Michael Hardt, amerikalı edebiyat kuramcısı ve entelektüel. Hâlen Duke Üniversitesi’nde edebiyat profesörlüğü yapmaktadır.1993 senesinde Gilles Deleuze(Gilles Deleuze:An Apprenticeship in Pholosophy) üstüne kendi yazdığı kitabının haricinde, Antonio Negri ile beraber (Labor of Dionysus ve Empiere) benzer biçimde ortak emek harcamaları bulunmaktadır.Ayrıca Paolo Virno ile 1996’da (Radikal Tought in Italy) ve Kathi Weeks ile 2000 senesinde (The Jameson Reader) ortak emek harcamalar yapmıştır. 20. yüzyıl edebiyatın da modernizm ve realizm üstüne emek harcamaları devam etmektedir.

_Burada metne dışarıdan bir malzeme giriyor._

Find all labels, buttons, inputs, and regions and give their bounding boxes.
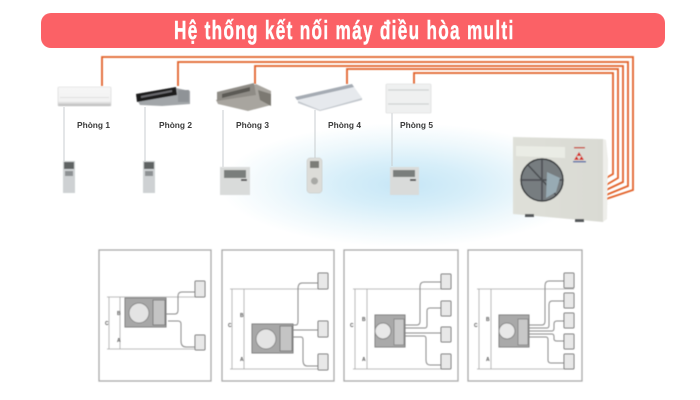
installation diagram 1 [99,250,211,381]
title: Hệ thống kết nối máy điều hòa multi [174,15,513,45]
dimension labels: A [362,357,366,363]
dimension labels: A [486,357,490,363]
title banner [41,13,665,48]
indoor unit 3: grey duct [216,83,271,111]
refrigerant pipes [102,57,633,199]
dimension labels [105,311,121,344]
label: Phòng 5: Phòng 5 [400,120,433,130]
wall controller 5 [390,167,419,195]
label: Phòng 2: Phòng 2 [159,120,192,130]
indoor unit 4: ceiling suspended [295,84,362,111]
dimension labels [474,317,490,363]
feet [525,214,534,217]
handheld remote 4 [307,158,322,193]
dimension labels: C [105,321,109,327]
dimension labels: C [474,323,478,329]
indoor unit 2: black duct [136,87,190,106]
dimension labels: B [240,313,244,319]
installation diagram 2 [222,250,334,381]
room labels [77,120,433,130]
dimension labels: A [240,357,244,363]
dimension labels: C [228,323,232,329]
dimension labels: B [362,317,366,323]
dimension labels: B [117,311,121,317]
remote 1 [63,161,75,193]
indoor unit 1: wall mounted [58,87,111,106]
logo [573,147,586,162]
dimension labels: B [486,317,490,323]
label: Phòng 3: Phòng 3 [236,120,269,130]
fan [521,159,563,201]
wall controller 3 [220,167,250,195]
remote 2 [143,161,155,193]
label: Phòng 4: Phòng 4 [328,120,361,130]
outdoor unit [513,137,608,222]
indoor unit 5: floor console [386,84,431,113]
installation diagram 4 [468,250,582,381]
installation diagram 3 [344,250,458,381]
dimension labels [350,317,366,363]
remote control wires [64,107,392,167]
dimension labels: C [350,323,354,329]
background glow [220,123,590,247]
dimension labels: A [117,338,121,344]
label: Phòng 1: Phòng 1 [77,120,110,130]
dimension labels [228,313,244,363]
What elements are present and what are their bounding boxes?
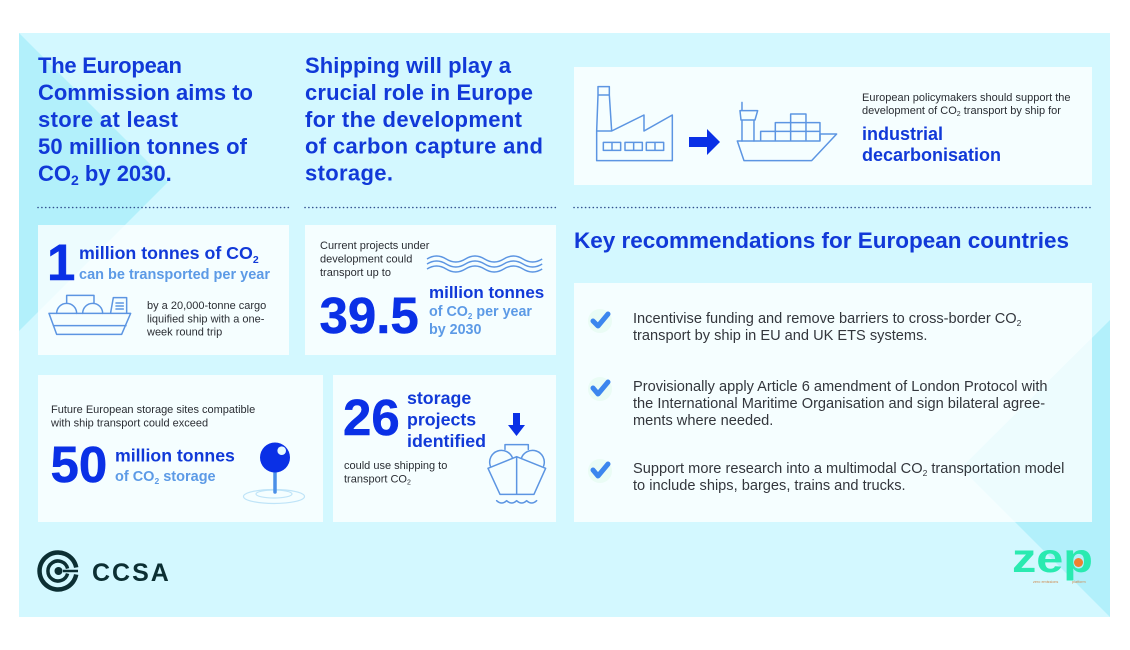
big number 39.5: 39.5 (320, 287, 419, 344)
panel: industrial decarbonisation (574, 67, 1092, 185)
heading: role of shipping: crucial role in Europe (305, 80, 533, 105)
stat label: million tonnes (115, 446, 235, 466)
recommendation 1: transport by ship in EU and UK ETS systems. (633, 328, 927, 344)
stat label: 2 (468, 312, 473, 321)
big number 50: 50 (50, 436, 107, 493)
stat label: identified (407, 431, 486, 451)
text: ship description: week round trip (146, 326, 222, 338)
recommendation 2 (588, 377, 1048, 429)
text: shipping note: 2 (407, 480, 411, 486)
stat label: of CO (115, 469, 154, 485)
recommendation 2: Provisionally apply Article 6 amendment of London Protocol with (633, 379, 1048, 395)
heading: European Commission aim: by 2030. (79, 161, 172, 186)
text: policy statement: development of CO (862, 105, 957, 117)
big number 1: 1 (47, 234, 75, 291)
text: policy statement: decarbonisation (862, 145, 1001, 165)
text: shipping note: transport CO (344, 474, 407, 486)
logo: CCSA: CCSA (92, 559, 171, 587)
stat label: by 2030 (429, 322, 482, 338)
icon: arrow (689, 129, 720, 155)
recommendation 3: to include ships, barges, trains and trucks. (633, 478, 906, 494)
icon: ship front (488, 445, 546, 503)
stat label: storage (159, 469, 216, 485)
logo: ZEP: zep (1012, 535, 1093, 581)
heading: European Commission aim: Commission aims to (38, 80, 253, 105)
stat label: 2 (253, 254, 259, 266)
heading: role of shipping: storage. (305, 160, 393, 186)
text: policy statement: industrial (862, 124, 943, 144)
icon: cargo ship (49, 295, 131, 334)
text: intro (50, 404, 255, 430)
panel: 1 million tonnes (38, 225, 289, 355)
text: ship description: by a 20,000-tonne cargo (147, 300, 266, 312)
heading: European Commission aim: 2 (71, 172, 79, 188)
recommendation 1 (588, 309, 1022, 344)
stat label (79, 243, 270, 283)
logo: ZEP: zero emissions (1033, 580, 1058, 584)
heading: role of shipping: of carbon capture and (305, 134, 543, 158)
icon: factory (597, 87, 672, 161)
recommendation 3: transportation model (927, 461, 1064, 477)
icon: map pin (244, 442, 304, 504)
text: shipping note: could use shipping to (344, 460, 447, 472)
recommendation 1: Incentivise funding and remove barriers to cross-border CO (633, 311, 1017, 327)
icon: waves (427, 256, 542, 272)
stat label: million tonnes (429, 283, 544, 302)
text: policy statement (862, 92, 1071, 165)
dotted dividers (38, 206, 1092, 208)
panel: 50 million tonnes storage (38, 375, 323, 522)
text: policy statement: transport by ship for (961, 105, 1061, 117)
stat label: per year (472, 304, 532, 320)
stat label (407, 388, 486, 451)
stat label (429, 283, 544, 338)
heading: European Commission aim: CO (38, 161, 71, 186)
text: intro: Current projects under (320, 240, 430, 252)
heading: role of shipping: Shipping will play a (305, 53, 512, 78)
heading: role of shipping: for the development (305, 107, 523, 132)
text: ship description: liquified ship with a one- (147, 314, 265, 326)
heading: role of shipping (305, 53, 543, 186)
recommendation 3: Support more research into a multimodal CO (633, 461, 923, 477)
logo: CCSA (40, 552, 171, 589)
stat label (115, 446, 235, 486)
recommendation 1: 2 (1017, 318, 1022, 328)
icon: container ship (737, 102, 837, 161)
stat label: million tonnes of CO (79, 243, 253, 263)
panel: recommendations (574, 283, 1092, 522)
icon: down arrow (508, 413, 525, 436)
stat label: of CO (429, 304, 468, 320)
stat label: 2 (154, 476, 159, 486)
text: shipping note (344, 460, 447, 486)
recommendation 3: 2 (923, 468, 928, 478)
text: intro: transport up to (320, 267, 391, 279)
logo: ZEP: platform (1072, 580, 1086, 584)
heading: European Commission aim: 50 million tonnes of (38, 134, 248, 159)
heading: European Commission aim (38, 53, 253, 188)
recommendation 2: ments where needed. (633, 413, 773, 429)
text: intro (320, 240, 430, 279)
big number 26: 26 (343, 389, 400, 446)
recommendation 2: the International Maritime Organisation and sign bilateral agree- (633, 396, 1045, 412)
text: policy statement: 2 (957, 111, 961, 118)
text: intro: development could (320, 254, 412, 266)
heading: European Commission aim: store at least (38, 107, 179, 132)
stat label: projects (407, 410, 476, 430)
text: intro: with ship transport could exceed (50, 418, 208, 430)
stat label: can be transported per year (79, 267, 270, 283)
text: intro: Future European storage sites compatible (51, 404, 255, 416)
heading: key recommendations: Key recommendations for European countries (574, 228, 1069, 253)
panel: 26 storage projects (333, 375, 556, 522)
heading: European Commission aim: The European (38, 53, 182, 78)
text: policy statement: European policymakers should support the (862, 92, 1071, 104)
recommendation 3 (588, 459, 1064, 494)
text: ship description (146, 300, 266, 338)
stat label: storage (407, 388, 471, 408)
panel: 39.5 million tonnes (305, 225, 556, 355)
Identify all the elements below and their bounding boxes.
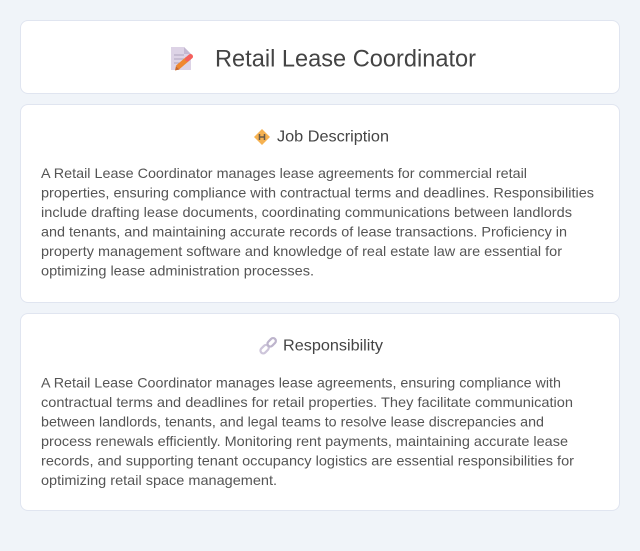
text block: job description: property management software and knowledge of real estate law are essential for xyxy=(41,243,562,259)
text block: job description: include drafting lease documents, coordinating communications between landlords xyxy=(41,204,572,220)
heading: responsibility: Responsibility xyxy=(283,338,383,354)
icon: document with pencil xyxy=(171,47,191,70)
title: Retail Lease Coordinator xyxy=(215,46,476,72)
icon: diamond sign xyxy=(254,129,270,145)
text block: job description: A Retail Lease Coordinator manages lease agreements for commercial retail xyxy=(41,165,527,181)
text block: responsibility: contractual terms and deadlines for retail properties. They facilitate communication xyxy=(41,394,573,410)
text block: responsibility xyxy=(41,374,574,488)
panel: job description card xyxy=(20,104,620,303)
text block: responsibility: records, and supporting tenant occupancy logistics are essential responsibilities for xyxy=(41,452,574,468)
heading: job description: Job Description xyxy=(277,128,389,146)
text block: responsibility: process renewals efficiently. Monitoring rent payments, maintaining accurate lease xyxy=(41,433,568,449)
text block: job description: optimizing lease administration processes. xyxy=(41,262,314,278)
text block: job description xyxy=(41,165,594,278)
text block: responsibility: optimizing retail space management. xyxy=(41,472,277,488)
icon: chain link xyxy=(259,337,277,355)
text block: job description: and tenants, and maintaining accurate records of lease transactions. Proficiency in xyxy=(41,224,567,240)
text block: responsibility: between landlords, tenants, and legal teams to resolve lease discrepancies and xyxy=(41,414,544,430)
text block: responsibility: A Retail Lease Coordinator manages lease agreements, ensuring compliance with xyxy=(41,374,561,390)
panel: title card xyxy=(20,20,620,94)
panel: responsibility card xyxy=(20,313,620,511)
text block: job description: properties, ensuring compliance with contractual terms and deadlines. Responsibilities xyxy=(41,184,594,200)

Siyasl kuram alanında Negri ile beraber yeni durum icinde dünyanın tekrardan kavranışı ve değiştirilemsi ile ilgili bir konumda durmakta, yalnızca bu yeni durumların değerlendirilmesinde geleneksel sol-muhalif konumlardan ayrı yönelimler göstermektedir. Foucault’un, bilhassa iktidar çözümlemeleri bağlamında, ikilinin emek harcamaları üstünde belirgin bir tesiri olduğu görülmektedir. İkili biyoiktidar terimini tekrardan kullanıma sokmaktadır.Postmodern durum içinden bir karşı fikir geliştirme arayışı içinde oldukları söylenebilir.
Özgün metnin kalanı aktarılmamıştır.